Notre Dame announces strategies to strengthen undergraduate residential communities

Author: Dennis Brown

Students Feature

The University of Notre Dame announced today new strategies for strengthening undergraduate residence hall communities, including incentives for seniors to live on campus and a requirement that first-year, sophomore and junior students live on campus for six semesters.


Based on input from students and extensive discussions with the Board of Trustees, the strategies seek to enhance the University’s long-standing residential mission of forming communities that are inclusive of all members and dedicated to the intellectual, moral and spiritual development of Notre Dame undergraduate students.


“Residential life is a distinct and beloved feature of a Notre Dame undergraduate education, ultimately contributing to the formation of our students in the Catholic, Holy Cross tradition,” said Rev. John I. Jenkins, C.S.C., Notre Dame’s president. “It is my hope that these new approaches will reinforce the crucial role of residential life and our desire to make this experience even more meaningful and attractive for all students.”


Students Feature

With the aspiration that students will choose to stay on campus for four years, the University will soon provide incentives to senior students to live in residence halls. The incentives, shaped by suggestions from students, parents, rectors and University leadership, will range from increased flexibility in meal plans and room picks to additional leadership roles for seniors in the halls. Student Government and student focus groups provided valuable insight into which incentives would be most meaningful to seniors, and conversations about the specifics of each new offering will benefit from continued student feedback through the Hall Presidents’ Council as implementation occurs over the next two to three years.


 “Our residential model is at its best when members of each class year have an active, substantial presence in the hall,” said Erin Hoffmann Harding, vice president for student affairs. “Seniors are crucial mentors within our communities, and the University seeks to recognize the contributions of students who choose to live in the halls all four years.”


In addition to offering incentives to seniors who choose to remain on campus, the University will require future first-year students, sophomores and juniors to live on campus for six semesters.


Consistent with its desire to solidify the residential experience as an essential component of a Notre Dame undergraduate education, the new policy will begin with the matriculating class of 2018 (graduating class of 2022). Study abroad facilitated through Notre Dame International will automatically count toward the fulfillment of the six-semester expectation, with other exceptions considered on an individual basis.

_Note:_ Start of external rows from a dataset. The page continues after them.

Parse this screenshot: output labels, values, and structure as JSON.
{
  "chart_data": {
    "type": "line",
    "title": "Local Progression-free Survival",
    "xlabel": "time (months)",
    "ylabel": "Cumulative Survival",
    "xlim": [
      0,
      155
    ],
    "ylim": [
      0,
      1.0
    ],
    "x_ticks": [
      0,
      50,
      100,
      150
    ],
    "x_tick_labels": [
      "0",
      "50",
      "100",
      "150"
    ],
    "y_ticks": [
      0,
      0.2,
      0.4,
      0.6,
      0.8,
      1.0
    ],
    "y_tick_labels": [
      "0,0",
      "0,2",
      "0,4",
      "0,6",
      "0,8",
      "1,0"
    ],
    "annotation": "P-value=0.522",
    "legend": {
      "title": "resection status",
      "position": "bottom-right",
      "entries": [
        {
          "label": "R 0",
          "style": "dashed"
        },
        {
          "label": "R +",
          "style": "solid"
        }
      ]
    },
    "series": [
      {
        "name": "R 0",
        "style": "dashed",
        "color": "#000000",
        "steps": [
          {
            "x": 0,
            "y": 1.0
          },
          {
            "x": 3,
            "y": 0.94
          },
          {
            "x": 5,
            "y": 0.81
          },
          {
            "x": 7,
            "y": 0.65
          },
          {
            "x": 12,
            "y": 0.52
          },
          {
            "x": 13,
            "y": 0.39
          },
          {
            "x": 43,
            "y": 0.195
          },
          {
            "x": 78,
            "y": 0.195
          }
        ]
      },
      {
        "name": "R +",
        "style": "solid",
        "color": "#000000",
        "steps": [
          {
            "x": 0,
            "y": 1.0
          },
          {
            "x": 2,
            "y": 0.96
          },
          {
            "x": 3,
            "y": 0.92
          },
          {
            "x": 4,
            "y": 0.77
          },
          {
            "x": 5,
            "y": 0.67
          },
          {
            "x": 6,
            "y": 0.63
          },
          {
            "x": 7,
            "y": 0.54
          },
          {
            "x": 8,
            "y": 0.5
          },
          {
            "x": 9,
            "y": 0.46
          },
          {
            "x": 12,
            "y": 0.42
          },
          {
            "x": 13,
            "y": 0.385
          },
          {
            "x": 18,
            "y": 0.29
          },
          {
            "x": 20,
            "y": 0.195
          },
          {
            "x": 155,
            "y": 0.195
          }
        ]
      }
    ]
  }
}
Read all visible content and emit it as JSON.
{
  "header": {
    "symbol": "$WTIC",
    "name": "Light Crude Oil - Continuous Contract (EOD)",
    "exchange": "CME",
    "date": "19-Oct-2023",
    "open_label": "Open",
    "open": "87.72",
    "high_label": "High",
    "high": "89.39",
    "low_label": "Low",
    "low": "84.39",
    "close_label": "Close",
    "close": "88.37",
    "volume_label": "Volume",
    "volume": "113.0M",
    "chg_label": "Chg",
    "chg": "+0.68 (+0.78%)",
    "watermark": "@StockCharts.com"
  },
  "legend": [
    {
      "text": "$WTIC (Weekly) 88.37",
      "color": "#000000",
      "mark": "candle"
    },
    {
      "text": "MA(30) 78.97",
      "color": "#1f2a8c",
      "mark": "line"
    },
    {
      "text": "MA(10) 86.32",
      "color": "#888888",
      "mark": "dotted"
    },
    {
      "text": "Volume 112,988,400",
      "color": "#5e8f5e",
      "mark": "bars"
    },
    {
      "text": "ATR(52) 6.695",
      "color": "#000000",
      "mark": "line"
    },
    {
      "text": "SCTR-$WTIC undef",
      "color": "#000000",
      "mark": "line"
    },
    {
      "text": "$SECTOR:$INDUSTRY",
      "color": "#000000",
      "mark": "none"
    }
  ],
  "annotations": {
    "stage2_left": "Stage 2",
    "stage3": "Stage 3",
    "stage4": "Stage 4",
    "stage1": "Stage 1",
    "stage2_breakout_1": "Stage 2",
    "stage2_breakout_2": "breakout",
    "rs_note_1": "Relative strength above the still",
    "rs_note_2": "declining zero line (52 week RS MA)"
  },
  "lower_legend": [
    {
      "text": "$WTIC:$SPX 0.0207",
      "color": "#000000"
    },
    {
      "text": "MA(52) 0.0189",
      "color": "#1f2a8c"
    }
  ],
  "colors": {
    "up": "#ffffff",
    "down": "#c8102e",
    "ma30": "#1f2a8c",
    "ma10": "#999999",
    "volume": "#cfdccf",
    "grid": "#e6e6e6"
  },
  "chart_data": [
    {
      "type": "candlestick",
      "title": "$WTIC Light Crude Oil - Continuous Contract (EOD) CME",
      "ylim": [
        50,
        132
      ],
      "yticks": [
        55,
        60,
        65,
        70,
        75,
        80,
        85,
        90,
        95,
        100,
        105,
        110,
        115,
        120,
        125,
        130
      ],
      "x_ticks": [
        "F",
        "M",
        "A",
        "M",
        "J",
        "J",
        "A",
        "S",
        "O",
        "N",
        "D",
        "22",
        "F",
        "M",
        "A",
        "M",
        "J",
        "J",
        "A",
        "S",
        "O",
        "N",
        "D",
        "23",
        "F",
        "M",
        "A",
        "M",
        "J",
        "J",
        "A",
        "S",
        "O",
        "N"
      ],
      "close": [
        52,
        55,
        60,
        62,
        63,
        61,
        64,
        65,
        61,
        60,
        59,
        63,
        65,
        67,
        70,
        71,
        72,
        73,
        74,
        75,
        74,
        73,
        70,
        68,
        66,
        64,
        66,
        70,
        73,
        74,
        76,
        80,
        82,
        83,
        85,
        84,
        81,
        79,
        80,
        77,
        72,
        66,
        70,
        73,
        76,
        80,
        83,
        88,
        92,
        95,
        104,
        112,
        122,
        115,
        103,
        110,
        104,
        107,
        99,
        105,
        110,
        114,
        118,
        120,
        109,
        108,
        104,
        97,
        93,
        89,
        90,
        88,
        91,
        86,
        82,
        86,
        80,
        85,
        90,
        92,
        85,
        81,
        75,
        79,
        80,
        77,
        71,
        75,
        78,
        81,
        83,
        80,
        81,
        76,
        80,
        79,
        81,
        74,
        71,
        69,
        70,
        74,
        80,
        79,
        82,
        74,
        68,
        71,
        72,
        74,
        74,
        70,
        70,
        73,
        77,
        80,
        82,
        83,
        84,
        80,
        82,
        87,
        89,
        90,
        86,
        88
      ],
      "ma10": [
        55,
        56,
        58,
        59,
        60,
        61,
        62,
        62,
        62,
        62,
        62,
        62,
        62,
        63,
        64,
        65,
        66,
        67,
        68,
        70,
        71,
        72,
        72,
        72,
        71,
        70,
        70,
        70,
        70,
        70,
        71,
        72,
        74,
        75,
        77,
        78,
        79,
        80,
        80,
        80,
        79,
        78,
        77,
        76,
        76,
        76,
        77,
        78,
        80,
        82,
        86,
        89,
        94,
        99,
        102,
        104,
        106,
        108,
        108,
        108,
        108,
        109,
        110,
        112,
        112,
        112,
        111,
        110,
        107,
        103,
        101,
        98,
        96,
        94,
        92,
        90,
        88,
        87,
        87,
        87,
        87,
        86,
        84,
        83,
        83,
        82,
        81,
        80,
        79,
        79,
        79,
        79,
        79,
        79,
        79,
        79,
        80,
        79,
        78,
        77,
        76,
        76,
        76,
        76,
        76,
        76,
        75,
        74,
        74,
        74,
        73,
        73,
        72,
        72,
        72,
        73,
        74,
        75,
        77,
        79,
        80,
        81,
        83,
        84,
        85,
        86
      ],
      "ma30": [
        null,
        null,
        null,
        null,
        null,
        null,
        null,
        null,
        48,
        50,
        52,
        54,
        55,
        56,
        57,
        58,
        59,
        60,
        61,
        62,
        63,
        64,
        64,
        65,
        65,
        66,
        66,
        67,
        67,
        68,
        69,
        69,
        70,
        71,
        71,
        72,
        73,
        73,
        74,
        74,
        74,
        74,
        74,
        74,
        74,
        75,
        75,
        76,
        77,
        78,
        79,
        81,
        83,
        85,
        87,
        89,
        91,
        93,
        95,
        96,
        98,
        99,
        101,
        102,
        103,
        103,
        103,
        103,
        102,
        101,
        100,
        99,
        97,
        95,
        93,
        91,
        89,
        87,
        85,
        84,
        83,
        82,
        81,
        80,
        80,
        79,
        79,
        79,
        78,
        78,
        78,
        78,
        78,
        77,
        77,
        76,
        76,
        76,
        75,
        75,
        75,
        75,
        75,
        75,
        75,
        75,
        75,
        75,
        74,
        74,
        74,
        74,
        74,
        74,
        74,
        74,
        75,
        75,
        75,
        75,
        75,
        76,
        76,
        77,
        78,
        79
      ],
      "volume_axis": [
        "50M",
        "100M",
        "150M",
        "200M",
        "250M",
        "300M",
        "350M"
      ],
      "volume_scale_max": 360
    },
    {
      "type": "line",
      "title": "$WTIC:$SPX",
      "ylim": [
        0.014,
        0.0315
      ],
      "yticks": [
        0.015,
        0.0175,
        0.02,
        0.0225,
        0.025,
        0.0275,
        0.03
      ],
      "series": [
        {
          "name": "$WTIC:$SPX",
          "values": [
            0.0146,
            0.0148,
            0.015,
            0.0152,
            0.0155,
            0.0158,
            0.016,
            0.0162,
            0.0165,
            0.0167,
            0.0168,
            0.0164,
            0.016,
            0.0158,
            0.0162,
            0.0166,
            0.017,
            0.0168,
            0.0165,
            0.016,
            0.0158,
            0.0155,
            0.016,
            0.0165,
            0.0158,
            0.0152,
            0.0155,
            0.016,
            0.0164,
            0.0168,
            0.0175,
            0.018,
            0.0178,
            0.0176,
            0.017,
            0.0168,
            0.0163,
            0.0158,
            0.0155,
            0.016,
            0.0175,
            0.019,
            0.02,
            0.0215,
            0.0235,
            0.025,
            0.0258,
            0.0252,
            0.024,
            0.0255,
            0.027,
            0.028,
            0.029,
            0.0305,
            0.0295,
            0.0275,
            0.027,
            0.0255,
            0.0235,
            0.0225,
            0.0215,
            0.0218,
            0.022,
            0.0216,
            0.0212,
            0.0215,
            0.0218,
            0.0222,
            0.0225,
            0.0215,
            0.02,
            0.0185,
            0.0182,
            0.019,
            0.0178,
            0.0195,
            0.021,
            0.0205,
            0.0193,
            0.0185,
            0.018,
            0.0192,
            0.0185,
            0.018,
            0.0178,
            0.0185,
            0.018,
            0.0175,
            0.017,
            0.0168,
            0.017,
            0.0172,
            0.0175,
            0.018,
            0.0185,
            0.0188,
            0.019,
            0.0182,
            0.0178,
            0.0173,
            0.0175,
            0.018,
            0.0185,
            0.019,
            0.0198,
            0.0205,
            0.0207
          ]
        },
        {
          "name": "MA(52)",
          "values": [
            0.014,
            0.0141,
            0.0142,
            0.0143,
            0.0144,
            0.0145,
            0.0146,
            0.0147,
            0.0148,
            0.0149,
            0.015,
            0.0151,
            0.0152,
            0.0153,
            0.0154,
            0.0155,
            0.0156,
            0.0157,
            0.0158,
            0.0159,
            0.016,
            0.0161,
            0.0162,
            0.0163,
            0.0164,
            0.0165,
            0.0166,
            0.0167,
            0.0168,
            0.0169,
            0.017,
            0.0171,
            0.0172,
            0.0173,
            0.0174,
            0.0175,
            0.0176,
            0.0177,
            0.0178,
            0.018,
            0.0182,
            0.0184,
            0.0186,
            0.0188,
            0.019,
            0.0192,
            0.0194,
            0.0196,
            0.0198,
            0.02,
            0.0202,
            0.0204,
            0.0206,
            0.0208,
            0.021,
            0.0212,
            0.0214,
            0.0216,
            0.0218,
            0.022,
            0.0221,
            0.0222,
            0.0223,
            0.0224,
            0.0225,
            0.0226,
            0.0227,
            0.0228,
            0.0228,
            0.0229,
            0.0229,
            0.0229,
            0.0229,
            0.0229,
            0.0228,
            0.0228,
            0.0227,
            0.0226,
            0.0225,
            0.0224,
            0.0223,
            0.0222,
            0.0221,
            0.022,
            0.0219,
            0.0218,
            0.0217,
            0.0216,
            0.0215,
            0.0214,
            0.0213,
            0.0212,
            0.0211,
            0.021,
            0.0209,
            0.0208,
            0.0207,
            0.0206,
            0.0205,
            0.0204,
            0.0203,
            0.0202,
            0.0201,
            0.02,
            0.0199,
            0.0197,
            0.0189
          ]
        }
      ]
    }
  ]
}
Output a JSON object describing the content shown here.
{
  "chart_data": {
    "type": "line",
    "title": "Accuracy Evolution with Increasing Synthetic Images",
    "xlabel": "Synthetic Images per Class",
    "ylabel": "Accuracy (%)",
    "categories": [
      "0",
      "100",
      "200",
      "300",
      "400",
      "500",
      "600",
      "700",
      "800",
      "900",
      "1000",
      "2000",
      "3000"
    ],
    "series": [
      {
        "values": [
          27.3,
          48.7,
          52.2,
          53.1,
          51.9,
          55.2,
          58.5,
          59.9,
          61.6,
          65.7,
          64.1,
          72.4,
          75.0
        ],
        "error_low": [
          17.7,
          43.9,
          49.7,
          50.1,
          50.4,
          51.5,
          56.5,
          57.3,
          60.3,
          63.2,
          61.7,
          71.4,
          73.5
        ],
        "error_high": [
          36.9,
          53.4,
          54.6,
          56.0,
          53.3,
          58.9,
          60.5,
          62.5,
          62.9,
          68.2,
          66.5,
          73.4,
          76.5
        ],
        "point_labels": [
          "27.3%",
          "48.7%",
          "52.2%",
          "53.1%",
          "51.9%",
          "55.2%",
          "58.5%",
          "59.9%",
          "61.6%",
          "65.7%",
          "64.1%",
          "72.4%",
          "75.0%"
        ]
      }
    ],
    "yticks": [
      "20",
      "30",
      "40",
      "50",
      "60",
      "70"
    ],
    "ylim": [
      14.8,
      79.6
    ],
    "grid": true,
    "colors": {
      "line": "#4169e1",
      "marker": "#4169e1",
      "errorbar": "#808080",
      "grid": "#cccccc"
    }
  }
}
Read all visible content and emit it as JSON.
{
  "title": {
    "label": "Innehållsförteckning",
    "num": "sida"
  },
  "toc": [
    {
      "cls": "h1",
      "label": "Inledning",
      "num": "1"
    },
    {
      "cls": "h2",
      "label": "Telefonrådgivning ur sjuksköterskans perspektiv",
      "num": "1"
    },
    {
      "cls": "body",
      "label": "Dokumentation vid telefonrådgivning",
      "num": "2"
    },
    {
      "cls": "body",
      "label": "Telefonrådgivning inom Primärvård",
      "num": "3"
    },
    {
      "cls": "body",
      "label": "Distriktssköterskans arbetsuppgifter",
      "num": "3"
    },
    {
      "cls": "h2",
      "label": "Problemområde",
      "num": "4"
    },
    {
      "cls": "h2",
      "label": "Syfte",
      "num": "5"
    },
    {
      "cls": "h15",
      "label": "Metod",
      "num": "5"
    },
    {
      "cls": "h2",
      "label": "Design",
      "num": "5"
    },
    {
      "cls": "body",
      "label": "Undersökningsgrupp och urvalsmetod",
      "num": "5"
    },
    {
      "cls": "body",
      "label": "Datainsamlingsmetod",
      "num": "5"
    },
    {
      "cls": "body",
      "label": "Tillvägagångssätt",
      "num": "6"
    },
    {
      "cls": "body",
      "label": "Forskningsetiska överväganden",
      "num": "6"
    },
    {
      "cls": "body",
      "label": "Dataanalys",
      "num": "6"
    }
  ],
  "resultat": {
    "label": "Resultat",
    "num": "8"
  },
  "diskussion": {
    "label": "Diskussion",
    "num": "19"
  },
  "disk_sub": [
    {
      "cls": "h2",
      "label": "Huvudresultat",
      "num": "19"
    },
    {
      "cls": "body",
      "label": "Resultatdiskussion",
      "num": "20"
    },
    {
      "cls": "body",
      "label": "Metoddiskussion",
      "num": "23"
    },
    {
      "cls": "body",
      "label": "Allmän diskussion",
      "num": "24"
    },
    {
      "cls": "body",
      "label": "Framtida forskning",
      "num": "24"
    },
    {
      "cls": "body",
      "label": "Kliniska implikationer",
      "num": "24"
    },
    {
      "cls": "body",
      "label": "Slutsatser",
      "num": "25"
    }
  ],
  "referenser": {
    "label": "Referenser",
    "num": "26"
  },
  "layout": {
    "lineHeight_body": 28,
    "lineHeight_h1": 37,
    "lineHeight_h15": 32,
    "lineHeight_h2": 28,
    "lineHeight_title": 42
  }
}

This policy will require additional residence hall space, and the University is actively seeking benefaction for two new halls. The new space will also make it possible for Notre Dame to provide additional on-campus housing to transfer students.


These new undergraduate strategies arrive at a time when the University continues to partner with the local community to ensure safe, affordable and convenient off-campus housing options for its graduate and professional students. With the on-campus University Village and O’Hara-Grace town houses scheduled to close in summer 2018, Notre Dame is preparing referral resources that will better inform and support post-baccalaureate students in their housing search. These referral resources, including a new website search tool, are expected to launch later this semester.